А еще качели. Висевшие на ветвях прекрасного ясеня, освещаемые то солнечной улыбкой, то задумчивым лунным ликом, постоянно терялись они в лесной роще, точно образ вечно юной, играющей в веселую и озорную жизнь души.
Она подарила ему дочь и сына. Несмотря на то, что даже характеры, самые души Тора и Миры столь разнились по своему устройству – совпадали они в одном: игра жизни в любой сезон била в них обоих сильным ключом, словно звенящий горный родник, да и дети изумительно охожи были на родителей, если можно было так выразиться.
Обладающий черными, как и у отца, только короче, волосами, отрок Тобиас с самого детства научился «ходить в рощи» и стрелять по ветвям берез, с помощью изящного лука. А рыжеволосая Мегара, имевшая не такой высокий рост, но довольно-таки высокий голосок, так любила заваривать чай, что могла даже забыть расплести свои кудри к вечеру, тогда Мира заботливо брал на себя эту функцию.
Оракул
Было, было – стало…
А через несколько лет все исчезло. Ему стались лишь воспоминания, горьким ядом разливавшиеся в душе.

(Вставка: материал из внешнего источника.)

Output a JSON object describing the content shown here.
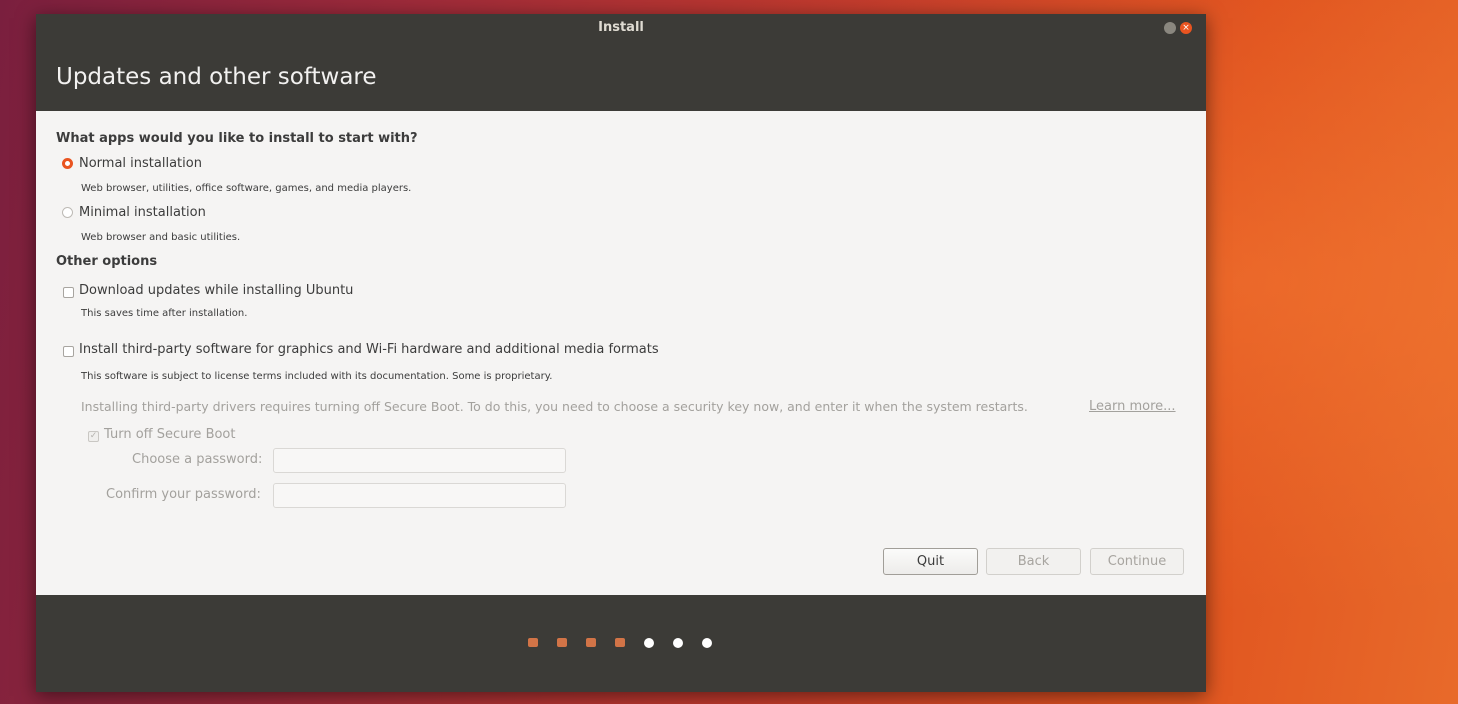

Больнее всего было от того, что похоронить достойно никого не удалось, а ведь так следовало бы, как должно, в хорошей, плодородной лесной почве, но нет – кто же будет теперь бродить, да искать его, тот хрупкий прах сгоревших тел, испепеляемый жаром солнца и временем…

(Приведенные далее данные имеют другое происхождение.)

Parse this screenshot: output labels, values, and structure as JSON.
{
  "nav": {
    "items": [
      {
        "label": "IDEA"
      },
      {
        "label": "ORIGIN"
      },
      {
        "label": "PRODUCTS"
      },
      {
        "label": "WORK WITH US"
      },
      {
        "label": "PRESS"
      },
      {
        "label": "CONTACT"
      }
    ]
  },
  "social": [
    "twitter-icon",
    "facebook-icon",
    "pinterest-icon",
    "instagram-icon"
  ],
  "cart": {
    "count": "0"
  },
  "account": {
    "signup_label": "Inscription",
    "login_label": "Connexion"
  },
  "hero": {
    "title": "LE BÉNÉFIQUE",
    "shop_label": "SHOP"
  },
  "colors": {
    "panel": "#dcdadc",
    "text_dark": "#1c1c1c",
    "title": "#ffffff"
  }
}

Багровая заря нагнетала, словно бы давила своей ужасающей, томящей краснотой, и оттого мрак, разъедавший и без того уж жесткую, постепенно ставшую закрытой к горячим чувствам душу, заполонил жизнь и остался, ведь он не развеялся, подобно ночной мгле, утренней зарей, нет. Нет, и уже никогда он не уйдет. Хотя – кто его знает?

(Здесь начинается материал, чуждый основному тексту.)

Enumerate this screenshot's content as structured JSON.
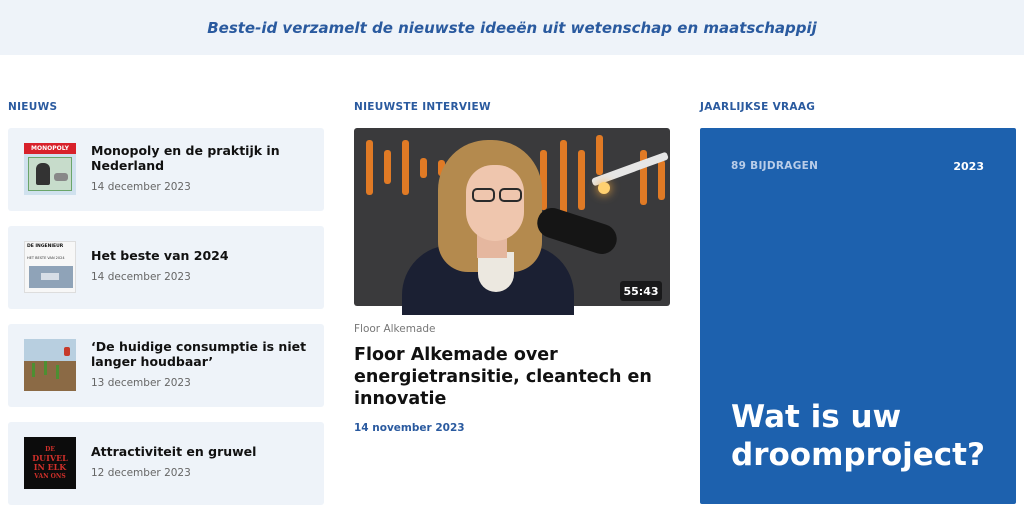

Если бы был такой оракул, предсказывающий все события в жизни, истину несущий, верить можно было б коему, живя по наклонной, и умереть в покое и тишине, все зная и н в чем не разочаровываясь.… Но такого нет, не было, и не будет никогда.
Что же, разве можно с легкостью сказать, что все то, отрицательное, неприятное значение несет сия истина! Разве интересно было бы ходить по этой цветущей земле, шурша листьями, смотря широко распахнутыми глазами на захватывающий дух мир, если бы все заранее было предрешено?
Однако все в этой жизни, равно как и полет бумеранга, возвращается: то, что внес ты в этот мир, отплачено будет тебе сторицею….
Он обещал Миранде вернуться к вечеру, в тот период, когда сумрачные тени отражаются в воде, с нависавшими величественными кронами деревьями. Но – не всем обещаниям суждено сбыватья на белом свете…
Он вернулся. Однако ж ничего уже не было. На месте норы – разруха, от которой се еще шел горячий, зловонный пар, вызывающий приступы кашля, а на месте высокого и стройного ясеня с привязанными к нему качелями – лишь коряга и пень, выкорчеванный наполовину, торчавшие наружу корни коего отражались зловещей паутиной в металлических глазах.
Разум уже разобрался во всем, только взгляд горел мрачным разочарованием и тихой скорбью, словно бы обливаемой кровью и желчью в металлических глазах.
Не было слез. Никто не видел никогда Торонту, выражавшим горе у всех на виду, он не показывал никогда того, а что в реальности испытывал – о, тут уж поистине оракул читать следовало, ведь неясно это было по его сдержанному выражению черного лика….
Слишком скоро, слишком явно все произошло – не успели еще вороны оповестить тревожными криками и горькими воплями отпеть землю, в багряно-красные тона одетую кровавою зарей.
Каждый абориген знает жуткую правду: как бы далеко ни расположено твое жилище, нюх борзых не подведет никогда.
***
«Тебе какой чай заварить, с мелиссою или же с папоротниковым настоем, а, Мег?»